Just then another young gentleman came into the alcove in which Triffitt sat disconsolate—a pink-cheeked young gentleman, who affected a tweed suit of loud checks and a sporting coat, and wore a bit of feather in the band of his rakish billycock. Triffitt recognized him as a fellow-scribe, one of the youthful bloods of an opposition journal, whom he sometimes met on the cricket-field; he also remembered that he had caught a glimpse of him in the Coroner’s Court, and he hastened to make room for him.

“Hullo!” said Triffitt.

“What-ho!” responded the pink young gentleman. He beckoned knowingly to a waitress, and looked at her narrowly when she came. “Got such a thing as a muffin?” he asked.

“Muffins, sir—yes, sir,” replied the waitress, “Fresh muffins.”

“Pick me out a nice, plump, newly killed muffin” commanded Triffitt’s companion. “Leave it in its natural state—that is to say, cold—split it in half put between the halves a thick, generous slice of that cold ham I see on your counter, and produce it with a pot of fresh—and very hot—China tea. That’s all.”

“Plenty too, I should think!” muttered Triffitt. “Fond of indigestion, Carver?”

“I don’t think you’ve ever been in Yorkshire, have you, Triffitt?” asked Mr. Carver, settling himself comfortably. “You haven’t had that pleasure?—well, if you’d ever gone to a football match on a Saturday afternoon in a Yorkshire factory district, you’d have seen men selling muffin-and-ham sandwiches—fact! And I give you my word that if you want something to fill you up during the day, something to tide over the weary wait between breakfast and dinner, a fat muffin with a thick slice of ham is the best thing I know.”
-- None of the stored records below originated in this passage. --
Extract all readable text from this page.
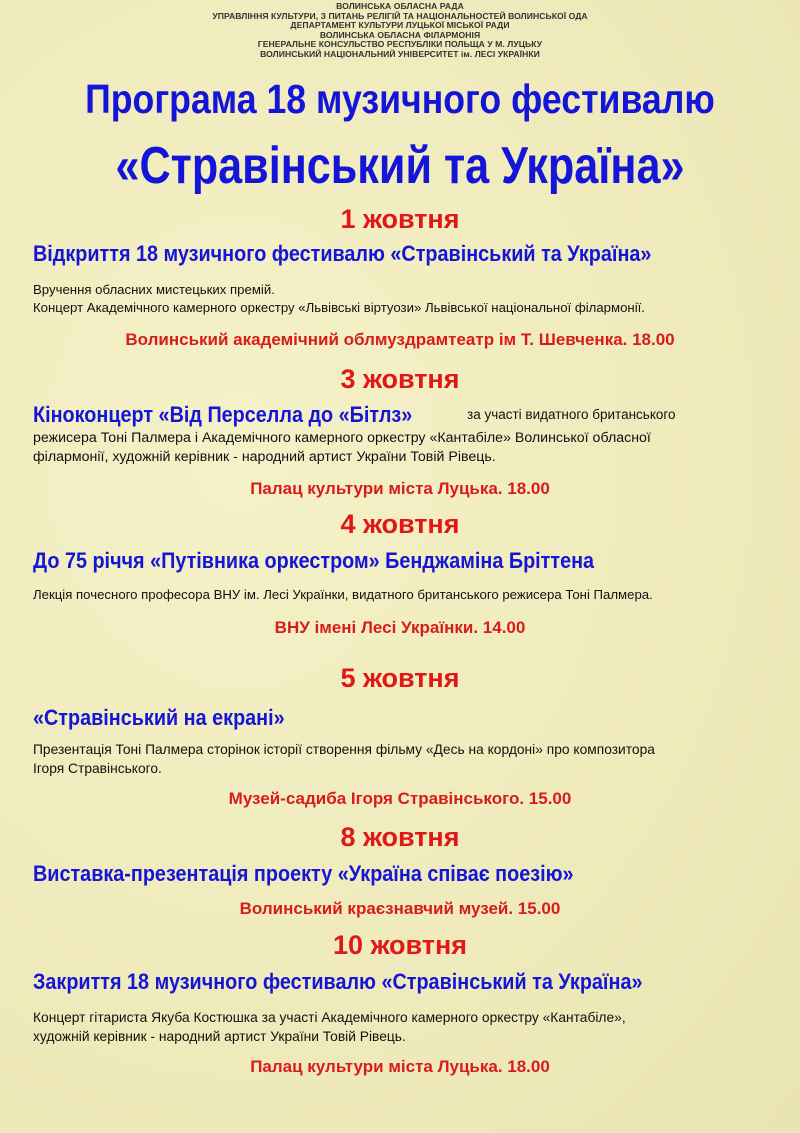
ВОЛИНСЬКА ОБЛАСНА РАДА
УПРАВЛІННЯ КУЛЬТУРИ, З ПИТАНЬ РЕЛІГІЙ ТА НАЦІОНАЛЬНОСТЕЙ ВОЛИНСЬКОЇ ОДА
ДЕПАРТАМЕНТ КУЛЬТУРИ ЛУЦЬКОЇ МІСЬКОЇ РАДИ
ВОЛИНСЬКА ОБЛАСНА ФІЛАРМОНІЯ
ГЕНЕРАЛЬНЕ КОНСУЛЬСТВО РЕСПУБЛІКИ ПОЛЬЩА У М. ЛУЦЬКУ
ВОЛИНСЬКИЙ НАЦІОНАЛЬНИЙ УНІВЕРСИТЕТ ім. ЛЕСІ УКРАЇНКИ
Програма 18 музичного фестивалю
«Стравінський та Україна»
1 жовтня
Відкриття 18 музичного фестивалю «Стравінський та Україна»
Вручення обласних мистецьких премій.
Концерт Академічного камерного оркестру «Львівські віртуози» Львівської національної філармонії.
Волинський академічний облмуздрамтеатр ім Т. Шевченка. 18.00
3 жовтня
Кіноконцерт «Від Перселла до «Бітлз»	за участі видатного британського
режисера Тоні Палмера і Академічного камерного оркестру «Кантабіле» Волинської обласної
філармонії, художній керівник - народний артист України Товій Рівець.
Палац культури міста Луцька. 18.00
4 жовтня
До 75 річчя «Путівника оркестром» Бенджаміна Бріттена
Лекція почесного професора ВНУ ім. Лесі Українки, видатного британського режисера Тоні Палмера.
ВНУ імені Лесі Українки. 14.00
5 жовтня
«Стравінський на екрані»
Презентація Тоні Палмера сторінок історії створення фільму «Десь на кордоні» про композитора
Ігоря Стравінського.
Музей-садиба Ігоря Стравінського. 15.00
8 жовтня
Виставка-презентація проекту «Україна співає поезію»
Волинський краєзнавчий музей. 15.00
10 жовтня
Закриття 18 музичного фестивалю «Стравінський та Україна»
Концерт гітариста Якуба Костюшка за участі Академічного камерного оркестру «Кантабіле»,
художній керівник - народний артист України Товій Рівець.
Палац культури міста Луцька. 18.00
“I don’t want anything to fill me up,” grunted Triffitt. “I want something cheering—at present. I’ve been listening with all my ears for something new in that blessed Herapath case all the morning, and, as you know, there’s been nothing!”

“Think so?” said Carver. “Um—I should have said there was a good deal, now.”

“Nothing that I didn’t know, anyway,” remarked Triffitt. “I got all that first thing; I was on the spot first.”

“Oh, it was you, was it?” said Carver, with professional indifference. “Lucky man! So you’ve only been hearing–”

“A repetition of what I’d heard before,” answered Triffitt. “I knew all that evidence before I went into court. Caretaker—police—folks from Portman Square—doctor—all the lot! And I guess there’ll be nothing this afternoon—the thing’ll be adjourned.”